The clamor for more transparency from the leading pandemic vaccine contenders has been getting louder, especially after AstraZeneca’s trial was briefly stopped in the U.K. (and is still on hold in the U.S.).
These growing calls for transparency have led Moderna (PDF), swiftly followed by Pfizer/BioNTech (and a pledge from AstraZeneca), to release their protocols this week, all of which are in the later stages of testing and likely to see data, and maybe emergency approvals, in the coming months.
The way Pfizer is running its phase 3, in conjunction with BioNTech, is focused on speed; it did not share a timetable for competition, though CEO Albert Bourla has repeatedly said they should have data by the end of October.
The normally secret protocol said the Big Pharma will have an interim analysis after just 32 people test positive, i.e., if six are positive in the vaccine group and 26 are positive in the placebo. For the final analysis, of 164 cases, it will need to hit 50% efficacy to be deemed a success by the FDA.
Moderna said data should be reported by year-end or early next year, and AstraZeneca has previously given a similar timetable.
Moderna’s protocol also gave more color, saying its first analysis of early trial data might not be conducted until late December, although company officials now say they expect the initial analysis in November.
In terms of how it’s measuring efficacy, a total of 151 COVID-19 cases “will provide 90% power to detect a 60% reduction in hazard rate (60% vaccine efficacy [VE]), rejecting the null hypothesis,” it said in its protocol.
“This is a case-driven study,” Moderna’s protocol said. “If the prespecified criteria for early efficacy are met at the time of either interim analysis or overall efficacy at the primary analysis, a final study report describing the efficacy and safety of mRNA-1273 will be prepared based on the data available at that time.
“In the event that success criteria are met either at the time of the interim analyses or when the total number of cases toward the primary endpoint have accrued, participants will continue to be followed in a blinded fashion until month 25, to enable assessment of long-term safety and durability of VE . If the study concludes early, all participants will be requested to provide a final blood sample at the time of study conclusion.”
Its first interim analysis (IA) will occur when around 35% of the total cases have been observed and the second at 70%, with the primary analysis to be “performed when approximately 151 cases have been observed in the study.”
“There is no intention to stop the study early if the efficacy has been demonstrated at any of the IAs,” Moderna added. “If efficacy is demonstrated at an IA, the subsequent IA or primary analysis will be considered supportive in nature.”

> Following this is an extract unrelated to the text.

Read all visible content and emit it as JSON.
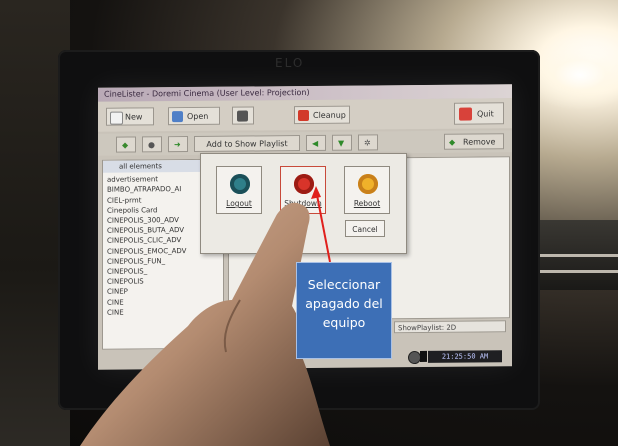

So far, 25,000 patients have been enrolled into Moderna’s trial, with 10,000 having had their second shot.
U.S. President Donald Trump is banking a lot of political capital on these vaccines coming in before the election, or soon after, with pressure mounting for drugmakers—many of which are getting government cash—to get a vaccine out ASAP.
Earlier this month, AstraZeneca, which has also promised to release its vaccine protocol (but at time of writing has not), and its partner the University of Oxford had to halt their phase 3 after a serious safety concern cropped up in one patient.
The trial was briefly halted in the U.K. before resuming (although it's still on hold in the U.S.), with officials expressing concern about the event and many on bio-Twitter wondering why AstraZeneca is being coy about the exact details of what happened.
Reports from the media, including CNN, suggested a rare nerve disease had hit one patient, but AstraZeneca has come out to flatly deny this. The diagnosis was “based on preliminary findings” and is inaccurate, it said in response to the articles. If it does publish its protocol, this information will not be a part of it.
The release of the protocols has prompted kudos from some in the scientific community. “I want to acknowledge a good deed done,” said Peter Doshi, who is on the faculty at the University of Maryland School of Pharmacy in Baltimore and an editor with The BMJ, talking to The New York Times.
“They have opened up, for the first time, the ability for researchers not involved in the trial to form their own independent judgment about the design of this study.”